11) Stable/Yard Manager
Cleaning out stables, sweeping, filling up waters and feeding are all jobs all equestrian centers requires doing. So for a yard worker or stable manager - there are always jobs to find. This can be a great place to start when wanting to get into the equestrian industry. However this job is generally tough on the body and usually not the best pay.
13) Horse Event Organizer
Are you a planner and a perfectionist? Then an event planner for equestrian shows may be for you. It is a very challenging profession as there are a number of things that can go wrong at a horse event, catering to the horses, riders, horse owners, audience and the weather is a challenging task. If you do want to go down this path - it can be a great place to study events planning in school and then also try to broaden your connections in the equestrian industry as this is usually not a job that is advertised for, its almost always head hunted.

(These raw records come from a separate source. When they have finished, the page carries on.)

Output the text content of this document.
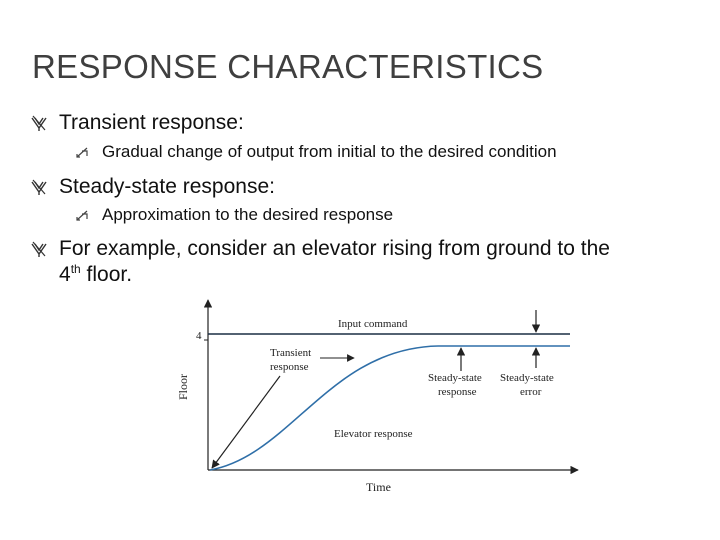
RESPONSE CHARACTERISTICS
Transient response:
Gradual change of output from initial to the desired condition
Steady-state response:
Approximation to the desired response
For example, consider an elevator rising from ground to the
4th floor.
4
Floor
Time
Input command
Transient
response
Steady-state
response
Steady-state
error
Elevator response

14) Horse Riding Influencer (Youtuber/Instagrammer)
This is a fairly new profession but it is defintely possible in this day and age. Are you competing on a high level, have a unique horse or just love social media? Then why not give it a go. A lot of horse riding youtubers create educational videos, horse instagrammer post funny or inspirational content and make lots of money through sponsored posts.
15) Horse Massage Therapist
A horse massage therapist takes a bit of studying first, but it can be a very rewarding job to help individual riders with their horse's issues. A lot of riders can tell a big difference when riding their horse before and after the massage therapist has been out as it can soften the horse's back and neck and release a lot of tension in the body.